Тут раздался визгливый бабий голос:
— Сынки! Мальчики мои! Ельцин наш президент! Ельцин наш президент! — она пошла было скандировать. И толпа гражданских стала теснить оцепление, жаться к бронетехнике, с призывами окружать солдат, офицеров.
Начальник штаба Блохин выкрикивал, заглушаемый толпой:
— Прекратить! Пошли прочь! Милиция? Куда смотрите?
Лейтенант Теплых, видать, перепугался. Он перепугался не толпы, а неисполнения возложенных обязанностей. Он снял с предохранителя автомат и вдруг неожиданно, скривив лицо, оскалившись, закричал:
— Отходите! Отходите! Все отходите отсюда!
Для устрашения он всадил очередь из холостых патронов.
Раздались испуганные крики, толпа суматошно колебнулась. Милиционеры кинулись создавать заслон между гражданскими и военными.
Услышав выстрелы, Алексей выскочил из командирского кунга, где дожидался брата. Выскочил, осмотрелся, побежал в сторону наибольшего человеческого гвалта. Толпа гражданских что-то неистово выкрикивала, колыхалась, металась у милицейского оцепления. Двое милиционеров волокли под руки сильно пьяного парня в шортах, с окровавленными коленями, который вырывался и норовил пнуть стражников.
Вдруг пронзительно взвыла сирена. Милицейская машина, сверкая маяком, прокладывала сквозь толпу дорогу. Из громкоговорителя металлический голос требовал:
— Всем отойти на тротуар! На тротуар! Пропустите колонну! Внимание! Всем внимание! Пропустите колонну! Всем — на тротуар!
Милицейская цепь изогнулась, сместилась. Гражданский люд внял призыву и собственному разумению, проезжую часть освободили. Милиционеры втиснули Алексея в толпу и вместе с другими гражданскими оттеснили на обочину.
— Пропустить колонну! Внимание: идет колонна!
Это была колонна не военных, не милиции. По улице двигался караван из автокранов. Машины со стрелами шли на помощь Ельцину, чтобы глуше загородить подходы к Белому дому. Опасения ночного или предутреннего штурма оставались. Для одних — опасения, для других — ускользающая надежда.
Алексей с трудом выбрался из толпы к парапету.
— Паша-а! — закричал он, сложив ладони рупором. — Я завтра приду! На это же место!
Он видел Павла, но Павел вряд ли видел его.
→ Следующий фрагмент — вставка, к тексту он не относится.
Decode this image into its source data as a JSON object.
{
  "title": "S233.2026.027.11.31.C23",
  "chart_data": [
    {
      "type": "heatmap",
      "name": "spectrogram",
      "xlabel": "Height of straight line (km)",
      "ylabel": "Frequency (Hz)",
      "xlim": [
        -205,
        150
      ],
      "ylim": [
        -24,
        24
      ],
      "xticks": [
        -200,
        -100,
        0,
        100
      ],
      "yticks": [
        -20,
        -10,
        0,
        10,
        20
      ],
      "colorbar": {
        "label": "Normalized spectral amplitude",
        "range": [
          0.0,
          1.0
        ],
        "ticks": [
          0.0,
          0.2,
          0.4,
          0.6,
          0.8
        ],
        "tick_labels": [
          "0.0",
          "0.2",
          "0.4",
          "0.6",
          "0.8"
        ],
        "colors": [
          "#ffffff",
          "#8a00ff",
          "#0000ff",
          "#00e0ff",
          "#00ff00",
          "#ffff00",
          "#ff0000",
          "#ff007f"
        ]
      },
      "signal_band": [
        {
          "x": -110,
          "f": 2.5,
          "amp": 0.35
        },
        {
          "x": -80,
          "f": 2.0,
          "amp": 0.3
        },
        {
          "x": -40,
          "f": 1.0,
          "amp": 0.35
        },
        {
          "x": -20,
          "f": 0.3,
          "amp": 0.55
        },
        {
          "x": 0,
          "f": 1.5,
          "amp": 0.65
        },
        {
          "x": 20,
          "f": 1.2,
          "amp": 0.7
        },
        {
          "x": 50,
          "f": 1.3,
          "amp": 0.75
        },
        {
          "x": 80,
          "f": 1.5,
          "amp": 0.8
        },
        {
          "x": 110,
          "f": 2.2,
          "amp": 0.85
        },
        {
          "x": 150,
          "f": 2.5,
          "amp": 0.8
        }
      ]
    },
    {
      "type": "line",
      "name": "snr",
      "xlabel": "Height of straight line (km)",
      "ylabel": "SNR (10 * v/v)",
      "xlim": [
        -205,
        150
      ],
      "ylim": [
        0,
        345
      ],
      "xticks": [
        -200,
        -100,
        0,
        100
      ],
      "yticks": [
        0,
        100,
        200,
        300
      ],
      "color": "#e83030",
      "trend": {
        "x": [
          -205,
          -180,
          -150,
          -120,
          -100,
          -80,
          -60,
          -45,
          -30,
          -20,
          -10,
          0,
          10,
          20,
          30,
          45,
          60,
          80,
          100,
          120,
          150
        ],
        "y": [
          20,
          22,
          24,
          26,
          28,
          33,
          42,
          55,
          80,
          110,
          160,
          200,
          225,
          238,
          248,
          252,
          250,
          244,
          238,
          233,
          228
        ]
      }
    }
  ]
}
Вокруг Павла было много военного народу, да и он не глядел на толпу гражданских.
Еще долго слышалась сирена машины сопровождения колонны. Слышался ропот, гул толпы. Откуда-то вонюче несло паленым, — видать, где-то горел мусор в урне. Стеклянная трехлитровая банка наполовину с зелеными солеными помидорами торчала на газоне.
XVII
Сон — тоже жизнь. Необычная, иносказательная жизнь.
Алексей часто видел цветные, экспрессивные, волшебные сны. Такие картины порой долго не забывались, грели душу, как нечаянная добрая встреча с другом. Страшные сны тоже виделись ему.
Этот сон Алексея был рваным, болезненным. Сперва ему привиделся отец. Будто идет отец по железнодорожному полотну, идет и идет, не замечая, не слыша, что его настигает смертоносный паровоз. Алексей стоит недалеко от железнодорожной насыпи, видит отца, видит несущийся на отца темной лавиной паровоз. Алексей пытается кричать отцу, предупредить, спасти. Но не получается. Голос у него слаб. Отец не слышит. А добежать к отцу, столкнуть с полотна — поздно. Да и ноги не слушаются… И вот нет уже отца на земле. Нет и чумазого дымного паровоза. Нет и пути с двумя стальными жилами. Ничего нет вокруг. Ни единого проблеска солнечного света — сплошным одеялом дым над головой. Алексей стоит на выжженной земле посреди поля или бескрайней степи. Куда ни кинь, всюду — пустота, темь, бесконечная пустыня. Он один на земле! Один!